Nowadays it is no longer a race but a ‘randonneur challenge’, and there are over 6,000 international participants. There is an emphasis on self-sufficiency. Riders buy supplies anywhere along the course and do their own repairs. Support by motorised vehicles is prohibited, except at checkpoints. There is an 84-hour limit for Philip, and the clock will run continuously. Many riders sleep as little as possible, sometimes catching a few minutes beside the road before continuing.
Even getting to the start line is a challenge. Before being accepted, participants must do a 300km (186 mi) pre-registration ride and then complete a series of ‘randonneuring’ events (200km, 300km, 400km and 600km) within the same calendar year as PBP. These are organised all over the world – Philip successfully completed his programme in Yorkshire, Wales, Somerset and Wiltshire. For good measure he also took part in the legendary Paris-Roubaix challenge as a little ‘light relief’!

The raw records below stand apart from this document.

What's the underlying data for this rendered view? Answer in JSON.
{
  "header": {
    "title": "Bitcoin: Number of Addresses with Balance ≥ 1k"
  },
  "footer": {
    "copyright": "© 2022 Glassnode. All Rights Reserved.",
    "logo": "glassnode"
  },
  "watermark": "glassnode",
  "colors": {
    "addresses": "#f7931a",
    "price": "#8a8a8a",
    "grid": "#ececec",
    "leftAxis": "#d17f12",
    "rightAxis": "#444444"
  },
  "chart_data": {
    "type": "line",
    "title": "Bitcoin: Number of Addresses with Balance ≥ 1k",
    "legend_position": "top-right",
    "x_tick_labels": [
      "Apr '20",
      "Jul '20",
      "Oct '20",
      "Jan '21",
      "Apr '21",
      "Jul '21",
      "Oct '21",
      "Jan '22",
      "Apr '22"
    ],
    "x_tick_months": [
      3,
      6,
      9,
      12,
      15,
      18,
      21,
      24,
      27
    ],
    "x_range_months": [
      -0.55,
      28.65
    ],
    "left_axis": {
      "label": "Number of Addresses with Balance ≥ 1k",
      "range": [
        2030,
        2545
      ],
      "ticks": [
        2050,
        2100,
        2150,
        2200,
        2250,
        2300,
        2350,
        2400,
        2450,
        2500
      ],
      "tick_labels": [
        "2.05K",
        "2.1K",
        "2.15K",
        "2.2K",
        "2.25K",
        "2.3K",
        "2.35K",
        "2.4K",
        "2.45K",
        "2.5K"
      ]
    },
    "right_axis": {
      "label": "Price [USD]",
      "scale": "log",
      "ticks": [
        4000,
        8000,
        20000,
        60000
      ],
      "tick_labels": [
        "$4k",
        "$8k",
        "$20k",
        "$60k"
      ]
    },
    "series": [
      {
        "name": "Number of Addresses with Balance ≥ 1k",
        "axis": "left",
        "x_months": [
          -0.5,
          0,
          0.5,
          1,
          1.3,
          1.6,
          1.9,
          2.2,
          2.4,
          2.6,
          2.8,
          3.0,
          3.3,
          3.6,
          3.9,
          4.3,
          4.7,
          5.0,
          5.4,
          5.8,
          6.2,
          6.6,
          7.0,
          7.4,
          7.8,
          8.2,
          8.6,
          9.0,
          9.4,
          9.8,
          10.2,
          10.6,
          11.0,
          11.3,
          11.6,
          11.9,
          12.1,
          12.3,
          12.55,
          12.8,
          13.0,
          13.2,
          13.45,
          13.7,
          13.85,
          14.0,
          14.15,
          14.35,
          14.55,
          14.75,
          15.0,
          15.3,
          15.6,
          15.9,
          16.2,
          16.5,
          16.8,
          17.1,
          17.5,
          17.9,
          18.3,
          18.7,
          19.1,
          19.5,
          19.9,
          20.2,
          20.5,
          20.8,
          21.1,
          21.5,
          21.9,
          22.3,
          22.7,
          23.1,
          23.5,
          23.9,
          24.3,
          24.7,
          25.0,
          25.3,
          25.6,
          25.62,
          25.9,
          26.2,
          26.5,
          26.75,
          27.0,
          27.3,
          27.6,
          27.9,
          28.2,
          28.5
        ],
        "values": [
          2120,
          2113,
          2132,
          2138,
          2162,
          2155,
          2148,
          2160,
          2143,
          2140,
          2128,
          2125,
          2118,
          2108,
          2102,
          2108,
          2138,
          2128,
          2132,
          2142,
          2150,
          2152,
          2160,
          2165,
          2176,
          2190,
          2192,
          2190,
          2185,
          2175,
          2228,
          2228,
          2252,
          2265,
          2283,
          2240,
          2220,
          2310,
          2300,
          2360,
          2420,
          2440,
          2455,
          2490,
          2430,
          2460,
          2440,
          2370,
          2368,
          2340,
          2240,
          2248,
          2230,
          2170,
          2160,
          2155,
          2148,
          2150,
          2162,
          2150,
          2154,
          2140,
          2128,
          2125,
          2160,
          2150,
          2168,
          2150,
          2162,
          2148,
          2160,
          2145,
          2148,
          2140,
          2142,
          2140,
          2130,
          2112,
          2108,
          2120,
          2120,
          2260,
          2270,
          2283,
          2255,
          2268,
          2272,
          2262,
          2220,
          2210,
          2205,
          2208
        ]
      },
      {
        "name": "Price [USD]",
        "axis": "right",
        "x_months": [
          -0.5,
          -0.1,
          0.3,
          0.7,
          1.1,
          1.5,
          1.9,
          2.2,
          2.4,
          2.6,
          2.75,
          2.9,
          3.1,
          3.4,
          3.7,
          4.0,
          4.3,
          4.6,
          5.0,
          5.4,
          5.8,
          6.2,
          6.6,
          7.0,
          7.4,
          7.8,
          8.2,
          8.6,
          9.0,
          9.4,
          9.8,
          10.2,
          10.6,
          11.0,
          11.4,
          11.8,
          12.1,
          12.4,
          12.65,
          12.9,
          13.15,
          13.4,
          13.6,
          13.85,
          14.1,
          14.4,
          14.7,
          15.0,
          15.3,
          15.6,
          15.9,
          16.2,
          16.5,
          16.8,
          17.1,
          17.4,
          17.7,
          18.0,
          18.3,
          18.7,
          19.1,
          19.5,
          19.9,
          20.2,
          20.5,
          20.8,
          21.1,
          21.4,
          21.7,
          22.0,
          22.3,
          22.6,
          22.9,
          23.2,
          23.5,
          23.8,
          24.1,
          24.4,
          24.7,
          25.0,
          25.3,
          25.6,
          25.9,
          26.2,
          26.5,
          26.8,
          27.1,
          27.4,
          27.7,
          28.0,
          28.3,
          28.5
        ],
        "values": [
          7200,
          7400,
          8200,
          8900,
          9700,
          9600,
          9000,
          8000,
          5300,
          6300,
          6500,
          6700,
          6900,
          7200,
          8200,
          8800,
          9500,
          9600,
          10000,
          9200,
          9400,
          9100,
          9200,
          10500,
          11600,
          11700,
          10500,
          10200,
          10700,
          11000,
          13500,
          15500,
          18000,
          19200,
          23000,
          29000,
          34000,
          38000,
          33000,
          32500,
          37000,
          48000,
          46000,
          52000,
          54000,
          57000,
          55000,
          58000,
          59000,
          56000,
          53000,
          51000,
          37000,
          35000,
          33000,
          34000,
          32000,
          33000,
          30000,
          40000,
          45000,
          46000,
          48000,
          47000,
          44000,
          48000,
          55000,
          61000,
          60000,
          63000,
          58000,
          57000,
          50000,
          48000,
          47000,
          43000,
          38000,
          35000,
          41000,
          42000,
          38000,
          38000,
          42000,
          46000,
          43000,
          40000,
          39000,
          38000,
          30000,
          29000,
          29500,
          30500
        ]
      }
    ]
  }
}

Where once PBP was contested by a few professionals as a demonstration of the bicycle’s potential, today the focus is on the ordinary rider, although PBP continues to attract competitive cyclists as well. Despite insistence that it isn’t a race, PBP offers trophies and prestige to the first finishers. For Philip, the aim was to complete this gruelling challenge within the 84-hour time limit and gain sufficient sponsorship to achieve his target and support his chosen charities.
The significance of Philip’s minimum target of £3018 is that it equals the total number of kilometres that he rode in the challenge itself together with all the qualifying events. Congratulations, Philip, on an incredible achievement.